I Came Out Stronger

During the months Covid was raging in 2020 for the first time ever, our town was locked down like most other Chinese cities. We were forbidden to go out and socialise. The spring term began at the end of the Chinese New Year holidays. Instead of returning to the campus, students of all levels were ordered by the education authority to stay put and take lessons online.
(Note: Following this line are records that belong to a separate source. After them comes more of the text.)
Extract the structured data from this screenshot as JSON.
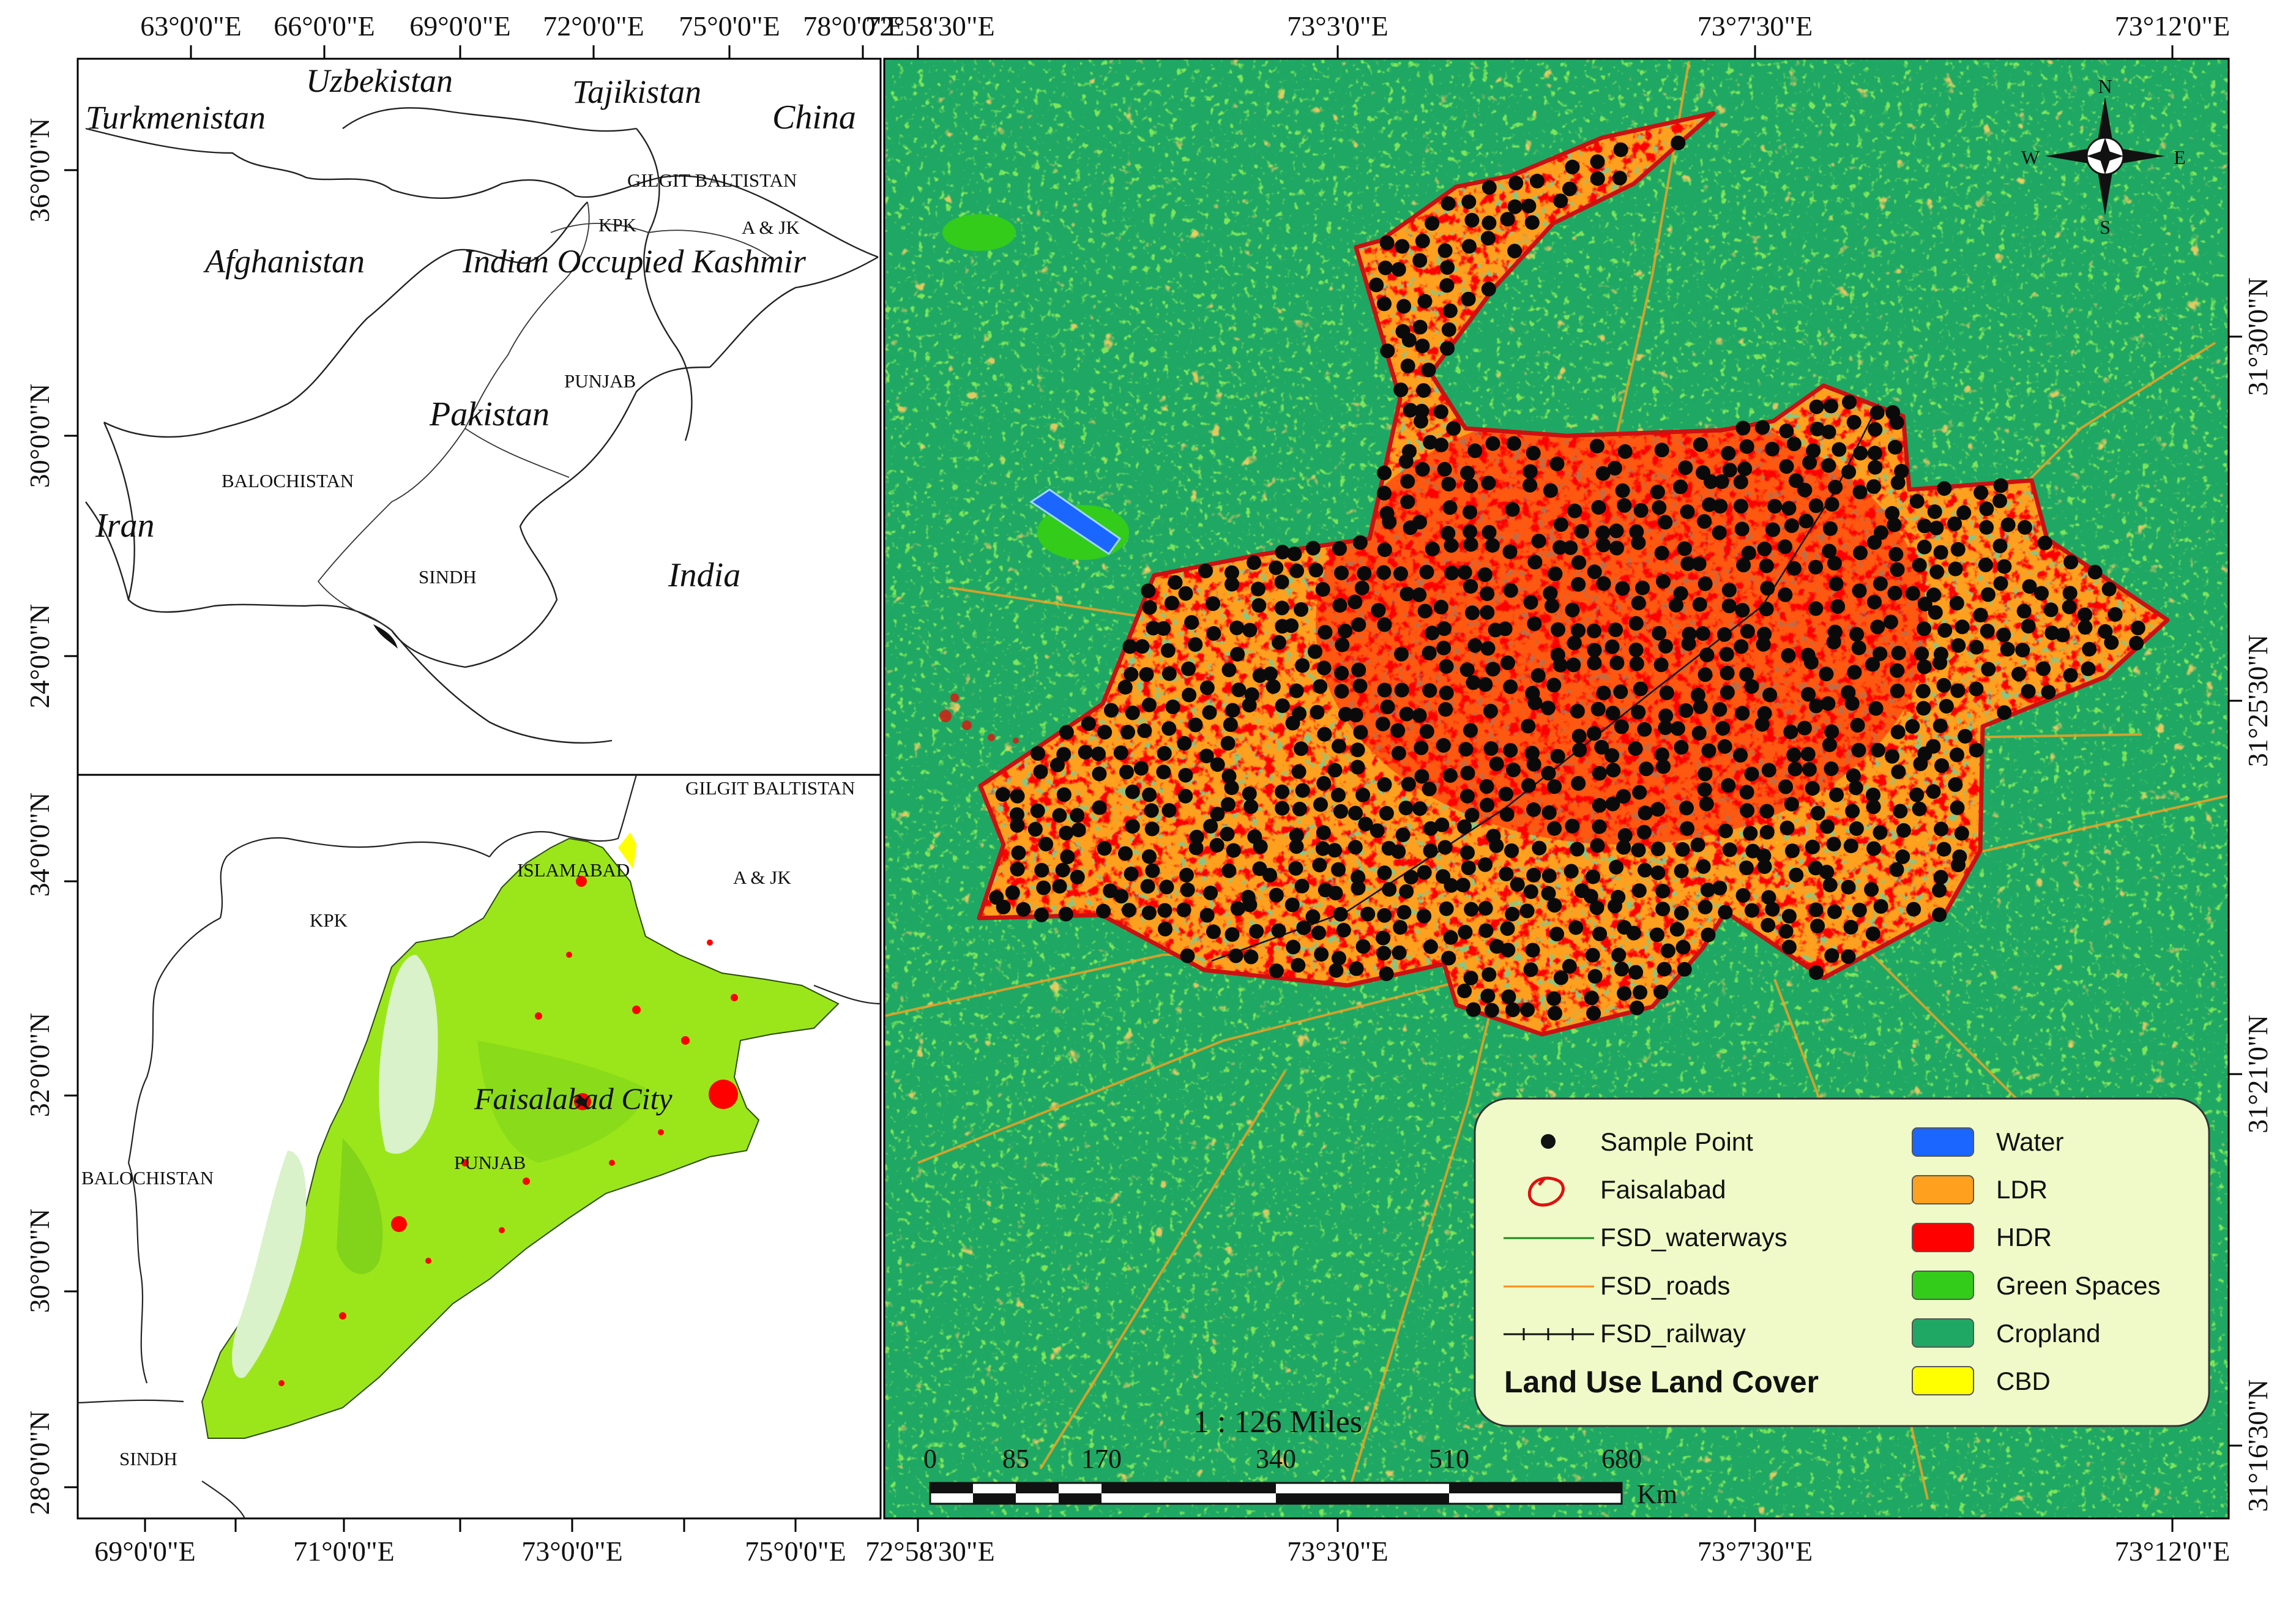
{
  "top_map": {
    "lon_labels": [
      "63°0'0\"E",
      "66°0'0\"E",
      "69°0'0\"E",
      "72°0'0\"E",
      "75°0'0\"E",
      "78°0'0\"E"
    ],
    "lat_labels": [
      "36°0'0\"N",
      "30°0'0\"N",
      "24°0'0\"N"
    ],
    "countries": [
      "Turkmenistan",
      "Uzbekistan",
      "Tajikistan",
      "China",
      "Afghanistan",
      "Indian Occupied Kashmir",
      "Pakistan",
      "Iran",
      "India"
    ],
    "provinces": [
      "GILGIT BALTISTAN",
      "KPK",
      "A & JK",
      "PUNJAB",
      "BALOCHISTAN",
      "SINDH"
    ]
  },
  "bottom_map": {
    "lon_labels": [
      "69°0'0\"E",
      "71°0'0\"E",
      "73°0'0\"E",
      "75°0'0\"E"
    ],
    "lat_labels": [
      "34°0'0\"N",
      "32°0'0\"N",
      "30°0'0\"N",
      "28°0'0\"N"
    ],
    "regions": [
      "GILGIT BALTISTAN",
      "ISLAMABAD",
      "A & JK",
      "KPK",
      "BALOCHISTAN",
      "PUNJAB",
      "SINDH"
    ],
    "city_label": "Faisalabad City",
    "colors": {
      "punjab_fill": "#9be61a",
      "desert": "#d9f2c9",
      "urban": "#ff0000"
    }
  },
  "main_map": {
    "lon_labels": [
      "72°58'30\"E",
      "73°3'0\"E",
      "73°7'30\"E",
      "73°12'0\"E"
    ],
    "lat_labels": [
      "31°30'0\"N",
      "31°25'30\"N",
      "31°21'0\"N",
      "31°16'30\"N"
    ],
    "compass": {
      "n": "N",
      "s": "S",
      "e": "E",
      "w": "W"
    },
    "scale": {
      "ratio": "1 : 126 Miles",
      "ticks": [
        "0",
        "85",
        "170",
        "340",
        "510",
        "680"
      ],
      "unit": "Km"
    },
    "colors": {
      "cropland": "#1fa864",
      "green_spaces": "#33cc1a",
      "ldr": "#ffa01e",
      "hdr": "#ff0000",
      "water": "#1a66ff",
      "cbd": "#ffff00",
      "boundary": "#cc1111"
    }
  },
  "legend": {
    "title": "Land Use Land Cover",
    "left": [
      {
        "label": "Sample Point",
        "icon": "black-dot"
      },
      {
        "label": "Faisalabad",
        "icon": "red-boundary-outline"
      },
      {
        "label": "FSD_waterways",
        "icon": "green-line"
      },
      {
        "label": "FSD_roads",
        "icon": "orange-line"
      },
      {
        "label": "FSD_railway",
        "icon": "railway-line"
      }
    ],
    "right": [
      {
        "label": "Water",
        "color": "#1a66ff"
      },
      {
        "label": "LDR",
        "color": "#ffa01e"
      },
      {
        "label": "HDR",
        "color": "#ff0000"
      },
      {
        "label": "Green Spaces",
        "color": "#33cc1a"
      },
      {
        "label": "Cropland",
        "color": "#1fa864"
      },
      {
        "label": "CBD",
        "color": "#ffff00"
      }
    ]
  }
}
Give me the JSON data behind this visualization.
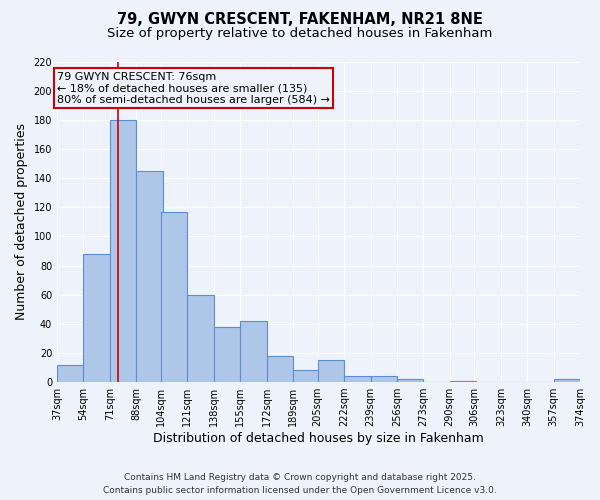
{
  "title": "79, GWYN CRESCENT, FAKENHAM, NR21 8NE",
  "subtitle": "Size of property relative to detached houses in Fakenham",
  "xlabel": "Distribution of detached houses by size in Fakenham",
  "ylabel": "Number of detached properties",
  "bar_left_edges": [
    37,
    54,
    71,
    88,
    104,
    121,
    138,
    155,
    172,
    189,
    205,
    222,
    239,
    256,
    273,
    290,
    306,
    323,
    340,
    357
  ],
  "bar_heights": [
    12,
    88,
    180,
    145,
    117,
    60,
    38,
    42,
    18,
    8,
    15,
    4,
    4,
    2,
    0,
    1,
    0,
    0,
    0,
    2
  ],
  "bin_width": 17,
  "bar_color": "#aec6e8",
  "bar_edge_color": "#5b8fd4",
  "tick_labels": [
    "37sqm",
    "54sqm",
    "71sqm",
    "88sqm",
    "104sqm",
    "121sqm",
    "138sqm",
    "155sqm",
    "172sqm",
    "189sqm",
    "205sqm",
    "222sqm",
    "239sqm",
    "256sqm",
    "273sqm",
    "290sqm",
    "306sqm",
    "323sqm",
    "340sqm",
    "357sqm",
    "374sqm"
  ],
  "ylim": [
    0,
    220
  ],
  "yticks": [
    0,
    20,
    40,
    60,
    80,
    100,
    120,
    140,
    160,
    180,
    200,
    220
  ],
  "vline_x": 76,
  "vline_color": "#cc0000",
  "annotation_line1": "79 GWYN CRESCENT: 76sqm",
  "annotation_line2": "← 18% of detached houses are smaller (135)",
  "annotation_line3": "80% of semi-detached houses are larger (584) →",
  "annotation_box_color": "#cc0000",
  "footer_line1": "Contains HM Land Registry data © Crown copyright and database right 2025.",
  "footer_line2": "Contains public sector information licensed under the Open Government Licence v3.0.",
  "background_color": "#eef2fb",
  "grid_color": "#ffffff",
  "title_fontsize": 10.5,
  "subtitle_fontsize": 9.5,
  "axis_label_fontsize": 9,
  "tick_fontsize": 7,
  "footer_fontsize": 6.5,
  "annotation_fontsize": 8
}
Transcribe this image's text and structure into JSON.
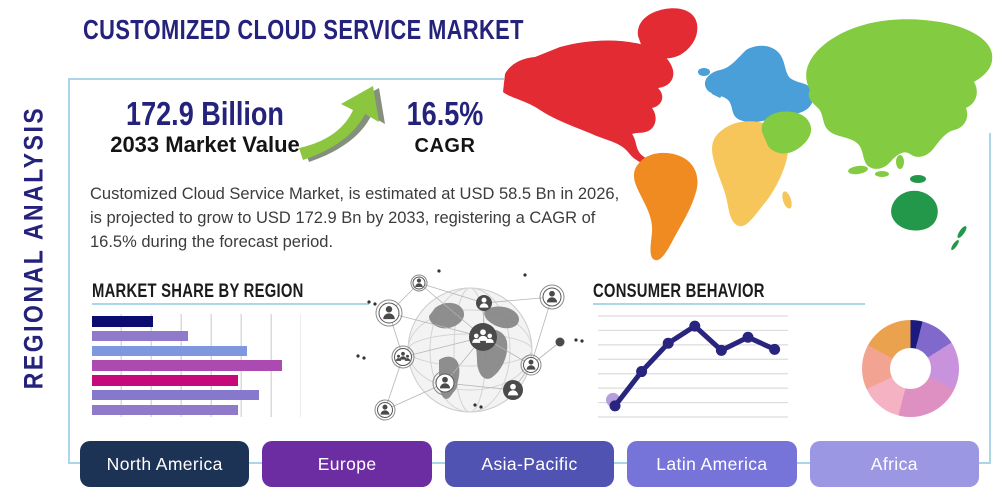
{
  "title": "CUSTOMIZED CLOUD SERVICE MARKET",
  "side_label": "REGIONAL ANALYSIS",
  "stats": {
    "market_value": "172.9 Billion",
    "market_value_label": "2033 Market Value",
    "cagr_value": "16.5%",
    "cagr_label": "CAGR",
    "arrow_icon": "growth-arrow-up-right",
    "arrow_color": "#8cc63e",
    "arrow_shadow_color": "#6f7b66"
  },
  "description": "Customized Cloud Service Market, is estimated at USD 58.5 Bn in 2026, is projected to grow to USD 172.9 Bn by 2033, registering a CAGR of 16.5% during the forecast period.",
  "colors": {
    "navy_text": "#24227b",
    "black_text": "#141414",
    "body_text": "#3c3c3c",
    "frame_border": "#abd6ea",
    "heading_underline": "#a9d6e8"
  },
  "map": {
    "name": "world-map-by-region",
    "regions": [
      {
        "name": "north-america",
        "color": "#e22b33"
      },
      {
        "name": "south-america",
        "color": "#ef8b21"
      },
      {
        "name": "europe",
        "color": "#4a9fd9"
      },
      {
        "name": "africa",
        "color": "#f6c65b"
      },
      {
        "name": "asia",
        "color": "#83cb40"
      },
      {
        "name": "australia",
        "color": "#23984a"
      }
    ]
  },
  "buttons": [
    {
      "label": "North America",
      "color": "#1d3356"
    },
    {
      "label": "Europe",
      "color": "#6c2da2"
    },
    {
      "label": "Asia-Pacific",
      "color": "#5153b2"
    },
    {
      "label": "Latin America",
      "color": "#7673d9"
    },
    {
      "label": "Africa",
      "color": "#9b97e2"
    }
  ],
  "chart_data": [
    {
      "type": "bar",
      "title": "MARKET SHARE BY REGION",
      "orientation": "horizontal",
      "values": [
        29,
        46,
        74,
        91,
        70,
        80,
        70
      ],
      "xlim": [
        0,
        100
      ],
      "colors": [
        "#0b0b70",
        "#8f7bc9",
        "#7e97de",
        "#ab4bb1",
        "#c70a7a",
        "#8578cd",
        "#8f79c9"
      ],
      "grid": "vertical",
      "xlabel": "",
      "ylabel": ""
    },
    {
      "type": "line",
      "title": "CONSUMER BEHAVIOR",
      "values": [
        11,
        45,
        73,
        90,
        66,
        79,
        67
      ],
      "ylim": [
        0,
        100
      ],
      "gridlines": 8,
      "grid": "horizontal",
      "line_color": "#29247e",
      "start_dot_color": "#b49fdd",
      "xlabel": "",
      "ylabel": ""
    },
    {
      "type": "pie",
      "donut": true,
      "slices": [
        {
          "value": 4,
          "color": "#1b1a7e"
        },
        {
          "value": 12,
          "color": "#8168cb"
        },
        {
          "value": 16,
          "color": "#c892dc"
        },
        {
          "value": 22,
          "color": "#df90c2"
        },
        {
          "value": 14,
          "color": "#f5b2c2"
        },
        {
          "value": 15,
          "color": "#f2a392"
        },
        {
          "value": 17,
          "color": "#eba24e"
        }
      ]
    }
  ]
}
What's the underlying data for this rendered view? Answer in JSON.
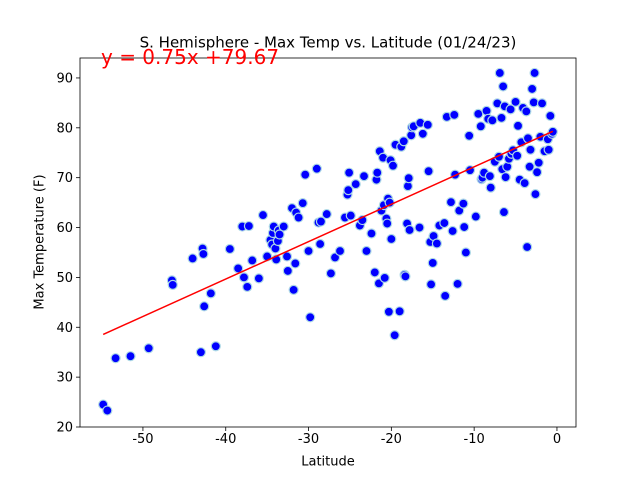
{
  "chart_data": {
    "type": "scatter",
    "title": "S. Hemisphere - Max Temp vs. Latitude (01/24/23)",
    "x_label": "Latitude",
    "y_label": "Max Temperature (F)",
    "annotation": "y = 0.75x +79.67",
    "annotation_color": "#ff0000",
    "color": "#0000ff",
    "edgecolor": "#add8e6",
    "xlim": [
      -57.6,
      2.3
    ],
    "ylim": [
      20,
      94
    ],
    "xticks": [
      -50,
      -40,
      -30,
      -20,
      -10,
      0
    ],
    "yticks": [
      20,
      30,
      40,
      50,
      60,
      70,
      80,
      90
    ],
    "x": [
      -54.8,
      -54.3,
      -53.3,
      -51.5,
      -49.3,
      -46.5,
      -46.4,
      -44,
      -43,
      -42.8,
      -42.7,
      -42.6,
      -41.8,
      -41.2,
      -39.5,
      -38.5,
      -38,
      -37.8,
      -37.4,
      -37.2,
      -36.8,
      -36,
      -35.5,
      -35,
      -34.6,
      -34.4,
      -34.3,
      -34.2,
      -34,
      -33.9,
      -33.7,
      -33.6,
      -33.5,
      -33,
      -32.6,
      -32.5,
      -32,
      -31.8,
      -31.6,
      -31.5,
      -31.2,
      -30.7,
      -30.4,
      -30,
      -29.8,
      -29,
      -28.8,
      -28.6,
      -28.5,
      -27.8,
      -27.3,
      -26.8,
      -26.2,
      -25.6,
      -25.3,
      -25.2,
      -25.1,
      -24.9,
      -24.3,
      -23.8,
      -23.5,
      -23.3,
      -23,
      -22.4,
      -22,
      -21.8,
      -21.7,
      -21.5,
      -21.4,
      -21.2,
      -21,
      -20.9,
      -20.8,
      -20.6,
      -20.5,
      -20.4,
      -20.3,
      -20.2,
      -20.1,
      -20,
      -19.8,
      -19.6,
      -19.5,
      -19,
      -18.8,
      -18.5,
      -18.4,
      -18.3,
      -18.1,
      -18,
      -17.9,
      -17.8,
      -17.6,
      -17.5,
      -17.3,
      -16.6,
      -16.5,
      -16.2,
      -15.6,
      -15.5,
      -15.3,
      -15,
      -14.9,
      -15.2,
      -14.5,
      -14.2,
      -13.6,
      -13.5,
      -13.3,
      -12.8,
      -12.6,
      -12.4,
      -12.3,
      -12,
      -11.8,
      -11.3,
      -11.2,
      -11,
      -10.6,
      -10.5,
      -9.8,
      -9.5,
      -9.2,
      -9.1,
      -9,
      -8.8,
      -8.5,
      -8.3,
      -8.1,
      -8,
      -7.8,
      -7.5,
      -7.2,
      -7,
      -6.9,
      -6.7,
      -6.6,
      -6.5,
      -6.4,
      -6.3,
      -6.2,
      -6,
      -5.8,
      -5.6,
      -5.5,
      -5.3,
      -5,
      -4.8,
      -4.7,
      -4.5,
      -4.3,
      -4.1,
      -3.9,
      -3.7,
      -3.6,
      -3.5,
      -3.3,
      -3.2,
      -3,
      -2.8,
      -2.7,
      -2.6,
      -2.4,
      -2.2,
      -2,
      -1.8,
      -1.5,
      -1.1,
      -1,
      -0.8,
      -0.6,
      -0.5
    ],
    "values": [
      24.5,
      23.3,
      33.8,
      34.2,
      35.8,
      49.4,
      48.5,
      53.8,
      35,
      55.8,
      54.7,
      44.2,
      46.8,
      36.2,
      55.7,
      51.8,
      60.2,
      50,
      48.1,
      60.3,
      53.4,
      49.8,
      62.5,
      54.2,
      57.5,
      56.6,
      58.9,
      60.2,
      55.8,
      53.6,
      57.3,
      59.4,
      58.6,
      60.2,
      54.2,
      51.3,
      63.9,
      47.5,
      52.8,
      63,
      62,
      64.9,
      70.6,
      55.3,
      42,
      71.8,
      61,
      56.7,
      61.2,
      62.7,
      50.8,
      54,
      55.3,
      62,
      66.6,
      67.5,
      71,
      62.4,
      68.7,
      60.4,
      61.5,
      70.3,
      55.3,
      58.8,
      51,
      69.6,
      71,
      48.8,
      75.3,
      63.4,
      74,
      64.5,
      49.9,
      61.8,
      60.8,
      65.8,
      43.1,
      65,
      73.5,
      57.7,
      72.4,
      38.4,
      76.6,
      43.2,
      76.2,
      77.3,
      50.5,
      50.2,
      60.8,
      68.3,
      69.9,
      59.5,
      78.5,
      80.1,
      80.3,
      60,
      81,
      78.8,
      80.6,
      71.3,
      57.1,
      52.9,
      58.3,
      48.6,
      56.8,
      60.4,
      60.9,
      46.3,
      82.2,
      65.1,
      59.3,
      82.6,
      70.6,
      48.7,
      63.4,
      64.8,
      60.1,
      55,
      78.4,
      71.5,
      62.2,
      82.8,
      80.3,
      69.7,
      70,
      71,
      83.4,
      81.8,
      70.3,
      68,
      81.5,
      73.2,
      84.9,
      74.2,
      91,
      82,
      71.7,
      88.3,
      63.1,
      84.3,
      70.1,
      72.2,
      73.8,
      83.7,
      74.8,
      75.5,
      85.2,
      74.4,
      80.4,
      69.6,
      77.1,
      84,
      68.9,
      83.3,
      56.1,
      77.9,
      72.2,
      75.6,
      87.8,
      85.1,
      91,
      66.7,
      71.1,
      73,
      78.2,
      84.9,
      75.3,
      77.7,
      75.6,
      82.4,
      78.8,
      79.2
    ],
    "fit_line": {
      "color": "#ff0000",
      "x": [
        -54.8,
        -0.5
      ],
      "values": [
        38.57,
        79.3
      ]
    }
  }
}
It was a very difficult time, not only because the medical profession was racing against the clock trying to save lives, but also because a changed lifestyle put a severe mental strain on everyone. Being cooped up in the cramped space of home for months on end hurt, let alone the constant anxiety about getting infected. A lot of guys ended up with psychological problems. Conflict erupted even between family members. My family was no exception.

Student sitting at a desk looking bored during an online math class on laptop

After remote school started, nothing seemed to be running well for me for some time. In despair, I locked my room from inside and stayed all alone with my phone and my desktop PC. I could not have been lonelier, yet I did not feel like talking with anyone, my parents included. I messaged some of my best QQ friends, but it felt as if all of us were drowning in a sinking boat.

My parents attempted to approach me one day. I screamed at them, “Go away! I have grown up. You do not have to control me.” Because of my nasty attitude, they began cooking just for themselves.

Virtual lessons were terribly boring and distractions just a click away. Hopelessly hooked on PC games, I found myself lagging far far behind in my lessons. Finally came a day when my teacher called me up on the phone and gave me a stern lecture about my miserable performance in a test.

One night as I was lying in bed, wide awake, an epiphany hit me. I would have to change my ways if I were to have a better existence in this world. I determined to stay on top by reorganising my life. No one else could possibly help me out. My parents could not; nor could my friends or teachers.

The next morning, no sooner had the set alarm gone off than I shot out of bed. No delay, no procrastination. First of all, I started to learn to cook for myself. My parents had refused to do meals for me since the bitter rebellious retort. Then, I made it a rule not to use the phone while I was taking lessons on the computer. Last, I still played my favourite games, but the gaming time was greatly cut. With the self-discipline came solid improvements. Hence a better sense of control and focus from within. Things picking up, I began to reconcile myself with my parents.

For the last month before we came back to physical school in June 2020, my life at home was in order. I felt I was in charge. The hopelessness that I had suffered earlier during the lockdown was gone. I tried to make up for what I had missed out on academically because of my previous messy lifestyle. Everything was getting back on the right track.

Part of growing up is to do what you hate to do. The key, however, is to take the initiative and be the master of your own life. As long as your way of life is balanced and healthy, you will be heading in a right direction.